The question of consistency is a complex one since it can be viewed from multiple angles. For instance, if you think about consistency on a more micro level in terms of your daily work with children and youth, consistency would apply to daily routines that you as a worker can try to keep consistent, and consistency in your personal relationship with the child or youth you are working with. Your relationship needs to be consistent and the child or youth needs to develop trust through this consistency. Consistency is vital to the development of stable schemas particularly for traumatized or emotionally vulnerable children and youth (think Piaget).
Within the residential home or programme, there might be rules or an overarching theoretical perspective that needs to be consistently adhered to. From a larger more macro perspective, the difficulty in child and youth work lies in the fact that there are multiple theoretical perspectives, philosophies and and therapeutic tools that can be used in the field of child and youth work. As far as service provision is concerned, this can cause a lot of confusion and get in the way of effectively working with children, youth and families. For example, multiple different agencies within one provincial district might use different theoretical perspectives. One agency might be interested in using brief solution focused therapy and another in using collaborative problem solving. So, a family might be involved with one agency which uses the brief solution focused approach but the school that the child attends uses collaborative problem solving This can become not only confusing but actually get in the way of effective treatment. In Ottawa (Canada), there have been some efforts to try to implement CPS (collaborative problem solving by Ross Greene) universally. Through community of practice (weekly meetings with various agencies) and an effort to implement CPS in schools, there has been some progress establishing "consistency." However, these efforts are sometimes thwarted by individuals who personally don't appreciate, recognise or understand the method. So the challenge lies in trying to develop a "universal" language which everyone can "speak."
However, philosophically, this becomes tricky because many would argue that since the children and youth we work with are so unique, there is no "universal" language and no one size fits all approach, and that we should adapt and be flexible according to the needs of each unique child or youth. I think that in your case personally, if the agency or organisation you work in has an overarching theoretical perspective or guiding framework they work work within, you should try to adhere to this as closely as possible without undermining or endangering the child or youth's integrity.
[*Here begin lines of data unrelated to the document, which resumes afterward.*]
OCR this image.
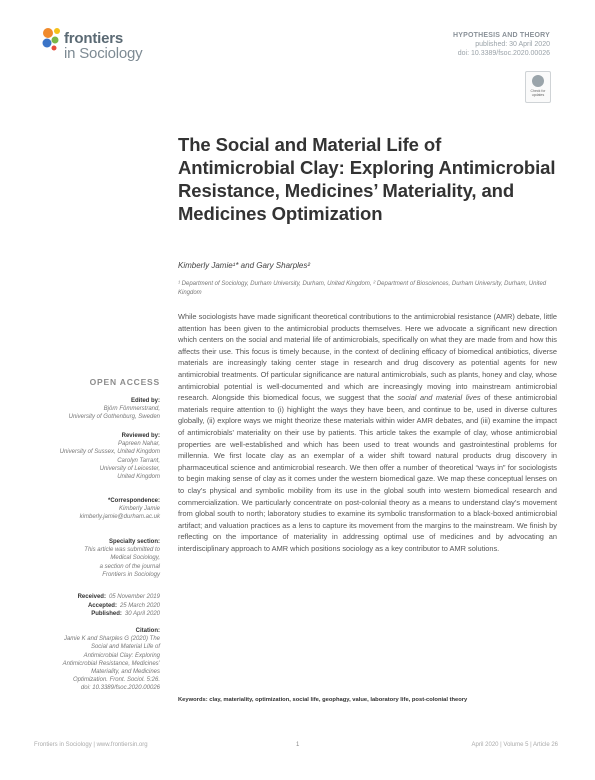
frontiers
in Sociology
HYPOTHESIS AND THEORY
published: 30 April 2020
doi: 10.3389/fsoc.2020.00026
Check for updates
The Social and Material Life of Antimicrobial Clay: Exploring Antimicrobial Resistance, Medicines’ Materiality, and Medicines Optimization
Kimberly Jamie¹* and Gary Sharples²
¹ Department of Sociology, Durham University, Durham, United Kingdom, ² Department of Biosciences, Durham University, Durham, United Kingdom
While sociologists have made significant theoretical contributions to the antimicrobial resistance (AMR) debate, little attention has been given to the antimicrobial products themselves. Here we advocate a significant new direction which centers on the social and material life of antimicrobials, specifically on what they are made from and how this affects their use. This focus is timely because, in the context of declining efficacy of biomedical antibiotics, diverse materials are increasingly taking center stage in research and drug discovery as potential agents for new antimicrobial treatments. Of particular significance are natural antimicrobials, such as plants, honey and clay, whose antimicrobial potential is well-documented and which are increasingly moving into mainstream antimicrobial research. Alongside this biomedical focus, we suggest that the social and material lives of these antimicrobial materials require attention to (i) highlight the ways they have been, and continue to be, used in diverse cultures globally, (ii) explore ways we might theorize these materials within wider AMR debates, and (iii) examine the impact of antimicrobials’ materiality on their use by patients. This article takes the example of clay, whose antimicrobial properties are well-established and which has been used to treat wounds and gastrointestinal problems for millennia. We first locate clay as an exemplar of a wider shift toward natural products drug discovery in pharmaceutical science and antimicrobial research. We then offer a number of theoretical “ways in” for sociologists to begin making sense of clay as it comes under the western biomedical gaze. We map these conceptual lenses on to clay’s physical and symbolic mobility from its use in the global south into western biomedical research and commercialization. We particularly concentrate on post-colonial theory as a means to understand clay’s movement from global south to north; laboratory studies to examine its symbolic transformation to a black-boxed antimicrobial artifact; and valuation practices as a lens to capture its movement from the margins to the mainstream. We finish by reflecting on the importance of materiality in addressing optimal use of medicines and by advocating an interdisciplinary approach to AMR which positions sociology as a key contributor to AMR solutions.
Keywords: clay, materiality, optimization, social life, geophagy, value, laboratory life, post-colonial theory
OPEN ACCESS
Edited by:
Björn Fömmerstrand,
University of Gothenburg, Sweden
Reviewed by:
Papreen Nahar,
University of Sussex, United Kingdom
Carolyn Tarrant,
University of Leicester,
United Kingdom
*Correspondence:
Kimberly Jamie
kimberly.jamie@durham.ac.uk
Specialty section:
This article was submitted to
Medical Sociology,
a section of the journal
Frontiers in Sociology
Received: 05 November 2019
Accepted: 25 March 2020
Published: 30 April 2020
Citation:
Jamie K and Sharples G (2020) The
Social and Material Life of
Antimicrobial Clay: Exploring
Antimicrobial Resistance, Medicines’
Materiality, and Medicines
Optimization. Front. Sociol. 5:26.
doi: 10.3389/fsoc.2020.00026
Frontiers in Sociology | www.frontiersin.org	1	April 2020 | Volume 5 | Article 26
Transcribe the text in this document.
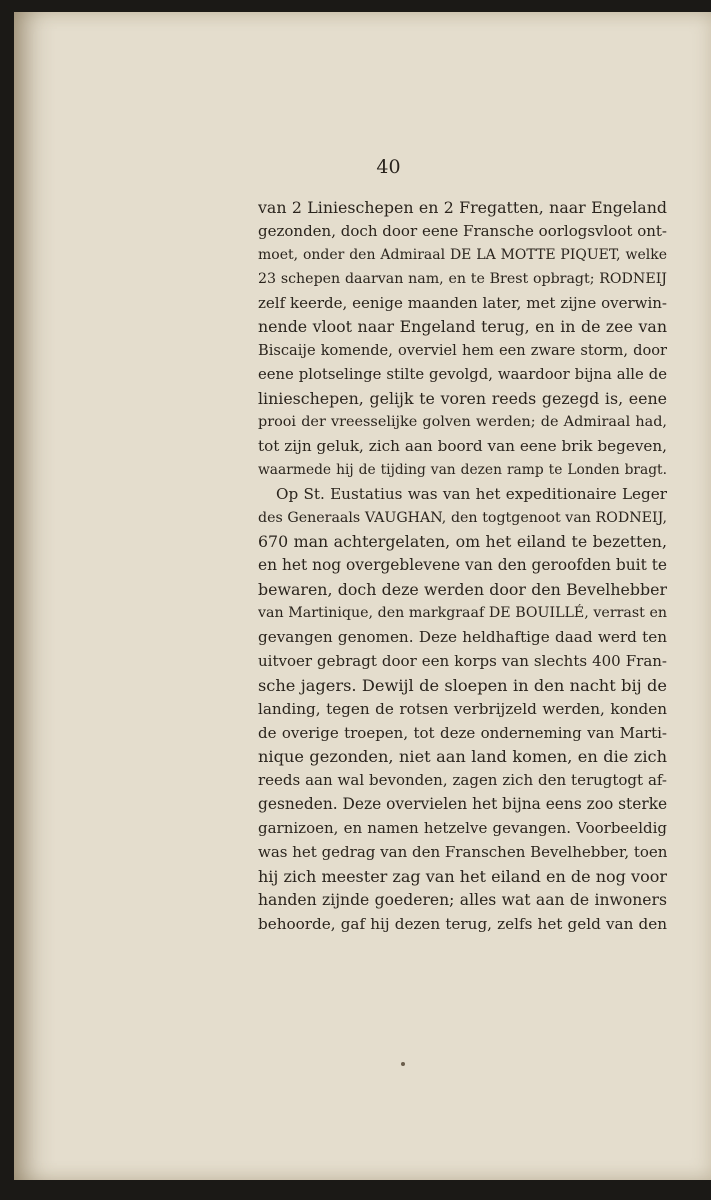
40
van 2 Linieschepen en 2 Fregatten, naar Engeland
gezonden, doch door eene Fransche oorlogsvloot ont-
moet, onder den Admiraal DE LA MOTTE PIQUET, welke
23 schepen daarvan nam, en te Brest opbragt; RODNEIJ
zelf keerde, eenige maanden later, met zijne overwin-
nende vloot naar Engeland terug, en in de zee van
Biscaije komende, overviel hem een zware storm, door
eene plotselinge stilte gevolgd, waardoor bijna alle de
linieschepen, gelijk te voren reeds gezegd is, eene
prooi der vreesselijke golven werden; de Admiraal had,
tot zijn geluk, zich aan boord van eene brik begeven,
waarmede hij de tijding van dezen ramp te Londen bragt.
Op St. Eustatius was van het expeditionaire Leger
des Generaals VAUGHAN, den togtgenoot van RODNEIJ,
670 man achtergelaten, om het eiland te bezetten,
en het nog overgeblevene van den geroofden buit te
bewaren, doch deze werden door den Bevelhebber
van Martinique, den markgraaf DE BOUILLÉ, verrast en
gevangen genomen. Deze heldhaftige daad werd ten
uitvoer gebragt door een korps van slechts 400 Fran-
sche jagers. Dewijl de sloepen in den nacht bij de
landing, tegen de rotsen verbrijzeld werden, konden
de overige troepen, tot deze onderneming van Marti-
nique gezonden, niet aan land komen, en die zich
reeds aan wal bevonden, zagen zich den terugtogt af-
gesneden. Deze overvielen het bijna eens zoo sterke
garnizoen, en namen hetzelve gevangen. Voorbeeldig
was het gedrag van den Franschen Bevelhebber, toen
hij zich meester zag van het eiland en de nog voor
handen zijnde goederen; alles wat aan de inwoners
behoorde, gaf hij dezen terug, zelfs het geld van den
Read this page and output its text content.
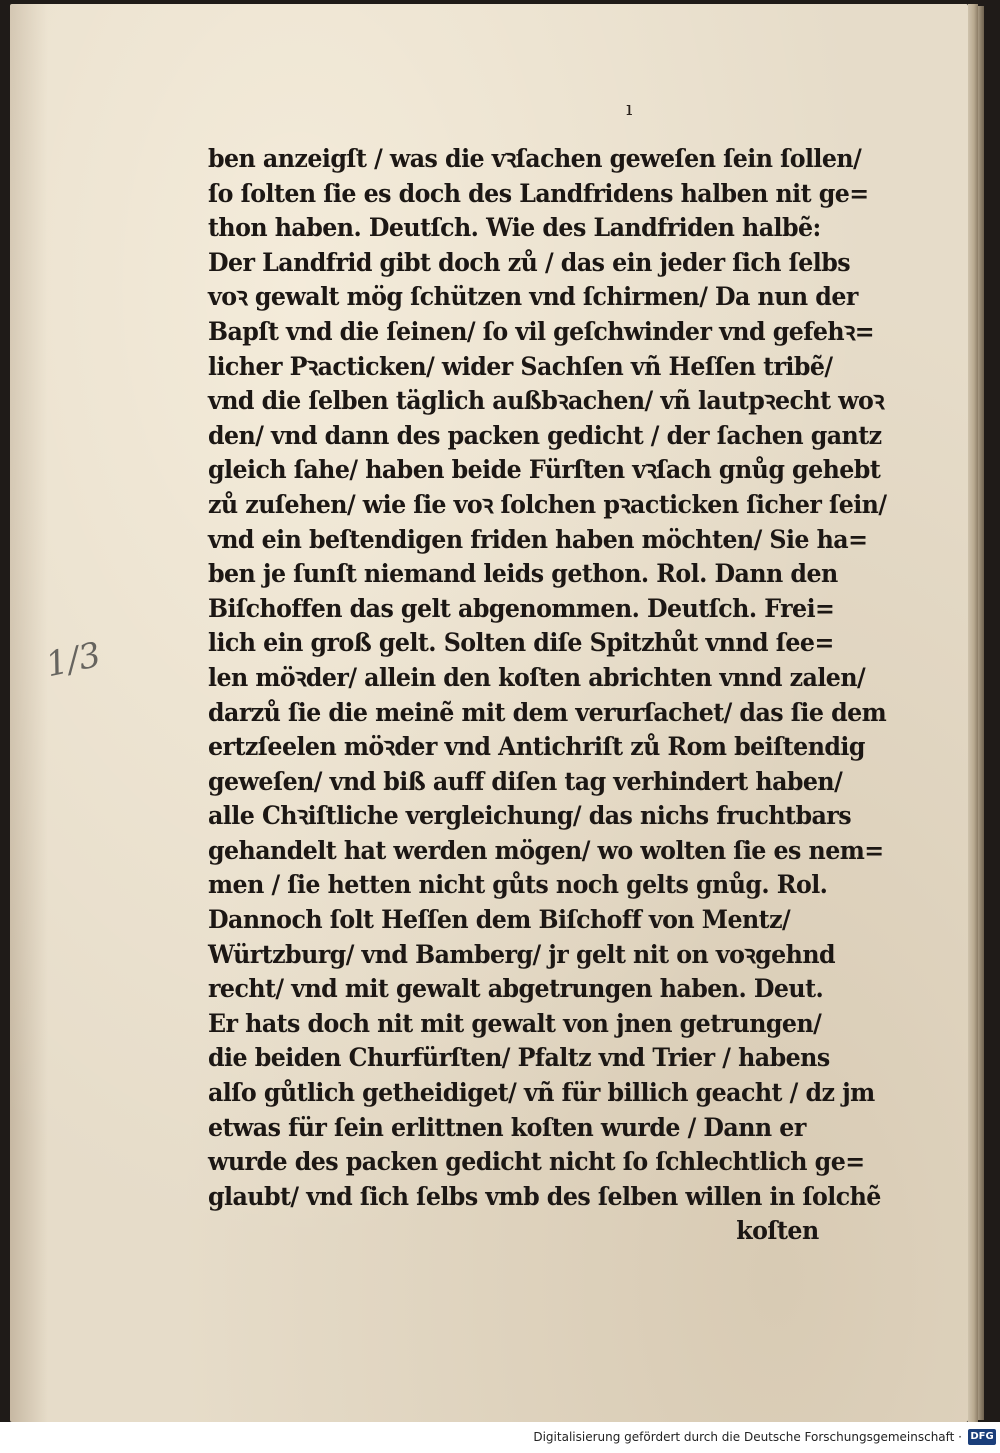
ı
1/3
ben anzeigſt / was die vꝛſachen geweſen ſein ſollen/
ſo ſolten ſie es doch des Landfridens halben nit ge=
thon haben. Deutſch. Wie des Landfriden halbẽ:
Der Landfrid gibt doch zů / das ein jeder ſich ſelbs
voꝛ gewalt mög ſchützen vnd ſchirmen/ Da nun der
Bapſt vnd die ſeinen/ ſo vil geſchwinder vnd gefehꝛ=
licher Pꝛacticken/ wider Sachſen vñ Heſſen tribẽ/
vnd die ſelben täglich außbꝛachen/ vñ lautpꝛecht woꝛ
den/ vnd dann des packen gedicht / der ſachen gantz
gleich ſahe/ haben beide Fürſten vꝛſach gnůg gehebt
zů zuſehen/ wie ſie voꝛ ſolchen pꝛacticken ſicher ſein/
vnd ein beſtendigen friden haben möchten/ Sie ha=
ben je ſunſt niemand leids gethon. Rol. Dann den
Biſchoffen das gelt abgenommen. Deutſch. Frei=
lich ein groß gelt. Solten diſe Spitzhůt vnnd ſee=
len möꝛder/ allein den koſten abrichten vnnd zalen/
darzů ſie die meinẽ mit dem verurſachet/ das ſie dem
ertzſeelen möꝛder vnd Antichriſt zů Rom beiſtendig
geweſen/ vnd biß auff diſen tag verhindert haben/
alle Chꝛiſtliche vergleichung/ das nichs fruchtbars
gehandelt hat werden mögen/ wo wolten ſie es nem=
men / ſie hetten nicht gůts noch gelts gnůg. Rol.
Dannoch ſolt Heſſen dem Biſchoff von Mentz/
Würtzburg/ vnd Bamberg/ jr gelt nit on voꝛgehnd
recht/ vnd mit gewalt abgetrungen haben. Deut.
Er hats doch nit mit gewalt von jnen getrungen/
die beiden Churfürſten/ Pfaltz vnd Trier / habens
alſo gůtlich getheidiget/ vñ für billich geacht / dz jm
etwas für ſein erlittnen koſten wurde / Dann er
wurde des packen gedicht nicht ſo ſchlechtlich ge=
glaubt/ vnd ſich ſelbs vmb des ſelben willen in ſolchẽ
koſten
Digitalisierung gefördert durch die Deutsche Forschungsgemeinschaft · DFG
As a child and youth worker, you are going to need to constantly evaluate the decisions you make, but always, always remain consistent in your belief and desire to do what is best for the child or youth. If you don't feel that you are able to do this, then you need to discuss and move on.
All the best,
When I look at consistency, I feel I need to look at 2 things. There are rules, goals and mandates of the program that are for the most part “set in stone”. Then, there are different staff who work in different ways to meet a common goal (equifinality). All staff need to be on board with the rules that have been set for the program. However, as staff have different personalities, skills and toolboxes, they adhere to these rules using their own style. I find that a lot of conflict between staff around consistency is that we are not looking at the end goal but how we get there (and when it is in a different way, others assume it is wrong). Staff are going to run their shifts in different ways but the goal is the same among them, we need to celebrate the different working styles/strengths of others but know that we are all in this together, working towards the same thing. Does this make sense to you?